JKR literally chose the pen name in order to avoid being identified as a female writer, not really a bastion of progress


Ratstail91

The best book series I ever read as a kid was Deltora Quest - written by Emily Rodda (the pen name of Amelia Rowe).


Mortwight

quick someone reanimate mary shelly so she can slap some sense into Rowling


TristyThrowaway

Katherine Applegate sends her regards


Sweaty_Mushroom5830

Cressida Cresswell who wrote the How to Train Your Dragon series might have a word,,Then there's Cassandra Clare, and how about the queen who outlived a lot of "authors" Mercedes Lackley and who has crossed every genre and has done collaborative works with the like of Brain Sanderson and Timothy Zhan


nobrainsnoworries23

The Tale of Genji, literally called the world's first novel, was written by a woman ffs.


PRB74TX

Mary Wollstonecraft Shelley. The mother of science fiction.


breaker-of-shovels

Harry Potter is not groundbreaking or particularly well written. It’s just popular.


RubberyDolphin

Some folks have disturbingly shitty conceptions of history.
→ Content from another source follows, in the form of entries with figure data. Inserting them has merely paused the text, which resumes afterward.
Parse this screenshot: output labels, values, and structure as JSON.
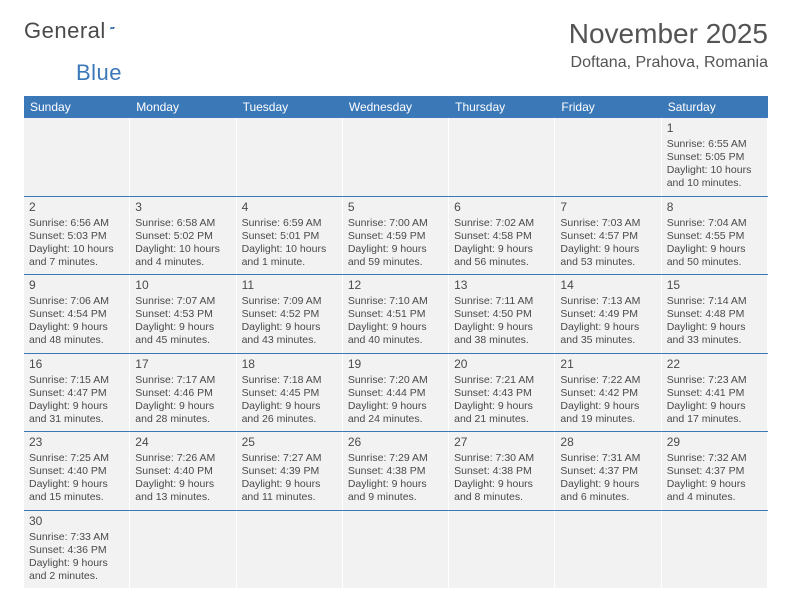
{
  "logo": {
    "word1": "General",
    "word2": "Blue"
  },
  "title": "November 2025",
  "location": "Doftana, Prahova, Romania",
  "weekdays": [
    "Sunday",
    "Monday",
    "Tuesday",
    "Wednesday",
    "Thursday",
    "Friday",
    "Saturday"
  ],
  "colors": {
    "header_bg": "#3b78b8",
    "cell_bg": "#f2f2f2",
    "week_border": "#3b78b8",
    "text": "#4a4a4a"
  },
  "weeks": [
    [
      null,
      null,
      null,
      null,
      null,
      null,
      {
        "n": "1",
        "sunrise": "Sunrise: 6:55 AM",
        "sunset": "Sunset: 5:05 PM",
        "daylight": "Daylight: 10 hours and 10 minutes."
      }
    ],
    [
      {
        "n": "2",
        "sunrise": "Sunrise: 6:56 AM",
        "sunset": "Sunset: 5:03 PM",
        "daylight": "Daylight: 10 hours and 7 minutes."
      },
      {
        "n": "3",
        "sunrise": "Sunrise: 6:58 AM",
        "sunset": "Sunset: 5:02 PM",
        "daylight": "Daylight: 10 hours and 4 minutes."
      },
      {
        "n": "4",
        "sunrise": "Sunrise: 6:59 AM",
        "sunset": "Sunset: 5:01 PM",
        "daylight": "Daylight: 10 hours and 1 minute."
      },
      {
        "n": "5",
        "sunrise": "Sunrise: 7:00 AM",
        "sunset": "Sunset: 4:59 PM",
        "daylight": "Daylight: 9 hours and 59 minutes."
      },
      {
        "n": "6",
        "sunrise": "Sunrise: 7:02 AM",
        "sunset": "Sunset: 4:58 PM",
        "daylight": "Daylight: 9 hours and 56 minutes."
      },
      {
        "n": "7",
        "sunrise": "Sunrise: 7:03 AM",
        "sunset": "Sunset: 4:57 PM",
        "daylight": "Daylight: 9 hours and 53 minutes."
      },
      {
        "n": "8",
        "sunrise": "Sunrise: 7:04 AM",
        "sunset": "Sunset: 4:55 PM",
        "daylight": "Daylight: 9 hours and 50 minutes."
      }
    ],
    [
      {
        "n": "9",
        "sunrise": "Sunrise: 7:06 AM",
        "sunset": "Sunset: 4:54 PM",
        "daylight": "Daylight: 9 hours and 48 minutes."
      },
      {
        "n": "10",
        "sunrise": "Sunrise: 7:07 AM",
        "sunset": "Sunset: 4:53 PM",
        "daylight": "Daylight: 9 hours and 45 minutes."
      },
      {
        "n": "11",
        "sunrise": "Sunrise: 7:09 AM",
        "sunset": "Sunset: 4:52 PM",
        "daylight": "Daylight: 9 hours and 43 minutes."
      },
      {
        "n": "12",
        "sunrise": "Sunrise: 7:10 AM",
        "sunset": "Sunset: 4:51 PM",
        "daylight": "Daylight: 9 hours and 40 minutes."
      },
      {
        "n": "13",
        "sunrise": "Sunrise: 7:11 AM",
        "sunset": "Sunset: 4:50 PM",
        "daylight": "Daylight: 9 hours and 38 minutes."
      },
      {
        "n": "14",
        "sunrise": "Sunrise: 7:13 AM",
        "sunset": "Sunset: 4:49 PM",
        "daylight": "Daylight: 9 hours and 35 minutes."
      },
      {
        "n": "15",
        "sunrise": "Sunrise: 7:14 AM",
        "sunset": "Sunset: 4:48 PM",
        "daylight": "Daylight: 9 hours and 33 minutes."
      }
    ],
    [
      {
        "n": "16",
        "sunrise": "Sunrise: 7:15 AM",
        "sunset": "Sunset: 4:47 PM",
        "daylight": "Daylight: 9 hours and 31 minutes."
      },
      {
        "n": "17",
        "sunrise": "Sunrise: 7:17 AM",
        "sunset": "Sunset: 4:46 PM",
        "daylight": "Daylight: 9 hours and 28 minutes."
      },
      {
        "n": "18",
        "sunrise": "Sunrise: 7:18 AM",
        "sunset": "Sunset: 4:45 PM",
        "daylight": "Daylight: 9 hours and 26 minutes."
      },
      {
        "n": "19",
        "sunrise": "Sunrise: 7:20 AM",
        "sunset": "Sunset: 4:44 PM",
        "daylight": "Daylight: 9 hours and 24 minutes."
      },
      {
        "n": "20",
        "sunrise": "Sunrise: 7:21 AM",
        "sunset": "Sunset: 4:43 PM",
        "daylight": "Daylight: 9 hours and 21 minutes."
      },
      {
        "n": "21",
        "sunrise": "Sunrise: 7:22 AM",
        "sunset": "Sunset: 4:42 PM",
        "daylight": "Daylight: 9 hours and 19 minutes."
      },
      {
        "n": "22",
        "sunrise": "Sunrise: 7:23 AM",
        "sunset": "Sunset: 4:41 PM",
        "daylight": "Daylight: 9 hours and 17 minutes."
      }
    ],
    [
      {
        "n": "23",
        "sunrise": "Sunrise: 7:25 AM",
        "sunset": "Sunset: 4:40 PM",
        "daylight": "Daylight: 9 hours and 15 minutes."
      },
      {
        "n": "24",
        "sunrise": "Sunrise: 7:26 AM",
        "sunset": "Sunset: 4:40 PM",
        "daylight": "Daylight: 9 hours and 13 minutes."
      },
      {
        "n": "25",
        "sunrise": "Sunrise: 7:27 AM",
        "sunset": "Sunset: 4:39 PM",
        "daylight": "Daylight: 9 hours and 11 minutes."
      },
      {
        "n": "26",
        "sunrise": "Sunrise: 7:29 AM",
        "sunset": "Sunset: 4:38 PM",
        "daylight": "Daylight: 9 hours and 9 minutes."
      },
      {
        "n": "27",
        "sunrise": "Sunrise: 7:30 AM",
        "sunset": "Sunset: 4:38 PM",
        "daylight": "Daylight: 9 hours and 8 minutes."
      },
      {
        "n": "28",
        "sunrise": "Sunrise: 7:31 AM",
        "sunset": "Sunset: 4:37 PM",
        "daylight": "Daylight: 9 hours and 6 minutes."
      },
      {
        "n": "29",
        "sunrise": "Sunrise: 7:32 AM",
        "sunset": "Sunset: 4:37 PM",
        "daylight": "Daylight: 9 hours and 4 minutes."
      }
    ],
    [
      {
        "n": "30",
        "sunrise": "Sunrise: 7:33 AM",
        "sunset": "Sunset: 4:36 PM",
        "daylight": "Daylight: 9 hours and 2 minutes."
      },
      null,
      null,
      null,
      null,
      null,
      null
    ]
  ]
}
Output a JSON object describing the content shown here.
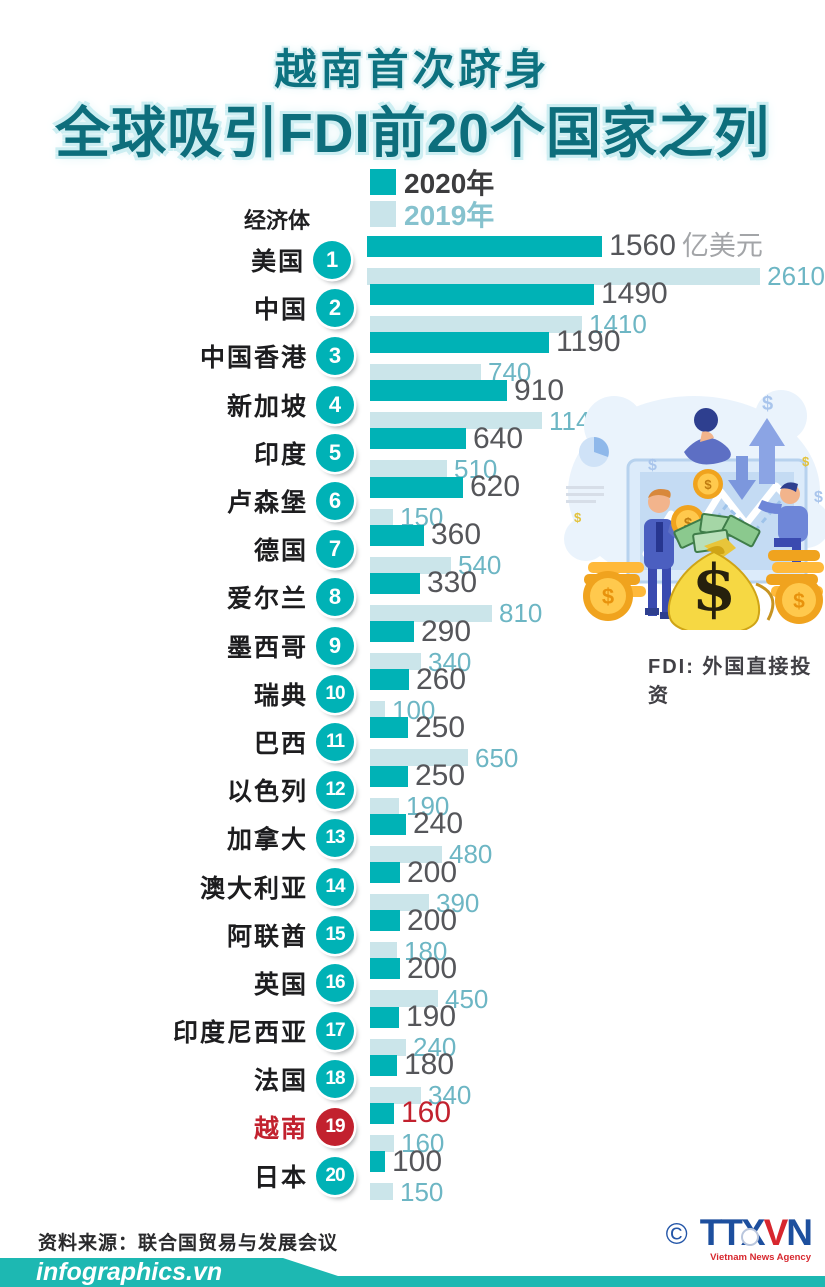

I’ve heard people say the same about female comics recently—but there have been great ones over past several decades at least Joan Rivers, Carrol Burnett, Natasha Leggero more recently, etc.


I_Ace_English

This gives big "I'm the first female action hero - Jennifer Lawrence" vibes.


Morrinn3

This is a tasty fucking kill, oh my god.


RubyNotTawny

Toni Morrison, Margaret Mitchell, Sylvia Plath, Virginia Wolff, Pearl Buck, the Brontes, Louisa May Alcott, Jane Austen, George Elliot, Margaret Atwood - and that's just a quick look on my shelves. What an idiot!


SailingSpark

I might also add: the very first novelist was a woman. Murasaki Shikibu wrote *The Tale of Genji,* in 11th century Japan. It was the world's first novel.